Puesto que el desconocimiento de la ley no es eximente, el asunto exige que cualquier esporádico transeúnte de nuestros camposposea unos vastísimos conocimientos botánicos que harían la envidia de cualquier agregado del ramo. Y no digamos de los guardas encargados de su cumplimiento. En suma, se trata de acentuar una vez más el divorcio entre la España real y la España oficial. ¿Quién va a vigilar el cumplimiento de esta exhaustiva chorrada?

Otro asunto, y grave, es el del comercio en sus múltiples formas de «productos naturalísticos», sean éstos animales disecados, colmillos, pieles, minerales, huevos, etcétera. Se sabe que determinados botánicos reciben seiscientas pesetas por cada pliego de plantas ibéricas herborizadas y determinadas: mil pliegos= 600.000 pesetas. No está nada mal. A esto sí hay que ponerle freno. España debe dejar de ser un paraíso para este género de especuladores, que además actúan selectivamente sobre los especímenes protegidos y más raros y, por tanto, de más precio. Colectores de huevos, mercaderes de halcones y taxidermistas poco escrupulosos deben ser frenados y vigilados legislativamente. Pero eso es otra historia.

En tanto que se resuelven en sinceros o no estos repentinos afanes de redención o propósitos de enmienda, los verdaderos conservacionistas «de toda la vida» le pedimos al Icona que deje de practicar la paraplejizante táctica del perro del hortelano, y le recordamos de paso aquella conocida malaventura que tanto les vale a ellos como a los pueblos desmemoriados: «Quien olvida su historia está condenado a repetirla». No exigimos certificados de «conservacionista viejo» o de pureza de sangre proteccionista, pero... recuerden.

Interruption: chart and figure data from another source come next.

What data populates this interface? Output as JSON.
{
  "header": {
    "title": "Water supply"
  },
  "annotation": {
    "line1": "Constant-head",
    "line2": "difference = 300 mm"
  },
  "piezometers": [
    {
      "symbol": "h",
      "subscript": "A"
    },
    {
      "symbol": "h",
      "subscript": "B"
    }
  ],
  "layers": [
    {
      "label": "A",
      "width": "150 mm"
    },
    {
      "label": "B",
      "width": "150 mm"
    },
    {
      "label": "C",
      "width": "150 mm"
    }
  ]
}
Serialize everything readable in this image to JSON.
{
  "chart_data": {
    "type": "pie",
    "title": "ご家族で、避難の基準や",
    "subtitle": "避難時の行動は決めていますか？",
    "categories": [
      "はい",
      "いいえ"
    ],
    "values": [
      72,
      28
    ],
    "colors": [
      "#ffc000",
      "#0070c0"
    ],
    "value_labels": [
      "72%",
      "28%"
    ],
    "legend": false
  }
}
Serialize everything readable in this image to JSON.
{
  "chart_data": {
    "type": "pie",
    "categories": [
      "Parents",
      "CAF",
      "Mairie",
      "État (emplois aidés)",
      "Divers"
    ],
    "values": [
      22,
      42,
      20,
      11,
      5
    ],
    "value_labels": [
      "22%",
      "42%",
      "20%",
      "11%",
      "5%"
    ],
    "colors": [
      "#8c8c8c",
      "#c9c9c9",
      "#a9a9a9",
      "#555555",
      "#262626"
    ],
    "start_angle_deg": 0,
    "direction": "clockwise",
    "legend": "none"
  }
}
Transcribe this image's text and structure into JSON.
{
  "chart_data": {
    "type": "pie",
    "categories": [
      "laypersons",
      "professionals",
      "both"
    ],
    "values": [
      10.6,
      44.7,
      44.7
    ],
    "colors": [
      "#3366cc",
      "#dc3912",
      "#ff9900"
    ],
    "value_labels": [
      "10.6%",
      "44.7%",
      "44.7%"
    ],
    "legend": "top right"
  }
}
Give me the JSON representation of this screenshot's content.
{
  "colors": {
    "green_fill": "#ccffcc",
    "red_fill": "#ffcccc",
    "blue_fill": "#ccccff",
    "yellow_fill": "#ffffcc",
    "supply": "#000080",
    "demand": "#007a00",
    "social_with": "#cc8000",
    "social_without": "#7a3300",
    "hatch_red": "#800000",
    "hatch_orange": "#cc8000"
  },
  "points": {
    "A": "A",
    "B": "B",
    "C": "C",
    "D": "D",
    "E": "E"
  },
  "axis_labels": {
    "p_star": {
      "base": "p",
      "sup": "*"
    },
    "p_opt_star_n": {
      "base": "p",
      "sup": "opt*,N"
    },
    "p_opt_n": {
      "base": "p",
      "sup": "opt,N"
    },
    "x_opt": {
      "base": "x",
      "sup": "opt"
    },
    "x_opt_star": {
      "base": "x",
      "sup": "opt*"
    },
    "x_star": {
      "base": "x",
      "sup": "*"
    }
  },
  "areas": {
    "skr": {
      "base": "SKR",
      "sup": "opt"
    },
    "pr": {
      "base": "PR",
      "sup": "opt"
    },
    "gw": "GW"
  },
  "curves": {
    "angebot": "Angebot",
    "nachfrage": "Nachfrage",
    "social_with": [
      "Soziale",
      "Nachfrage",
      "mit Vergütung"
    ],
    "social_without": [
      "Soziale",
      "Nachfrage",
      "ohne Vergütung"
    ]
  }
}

(*) El «Elenco de la flora vascular española» publicado poi el Icona ha sido rechazado por la mayoría de los botánicos (véase OPTIMA) como indigno sucesor del Prodromus de Willkommy Lange, ya que está plagado de errores y es perfectamente prescindible.

Fernando Parra es profesor del Departamento de Ecología de la facultad de Ciencias de la Universidad Autónoma de Madrid y biólogo del Servicio Forestal y de Medio Ambiente de la Diputación Provincial de Madrid.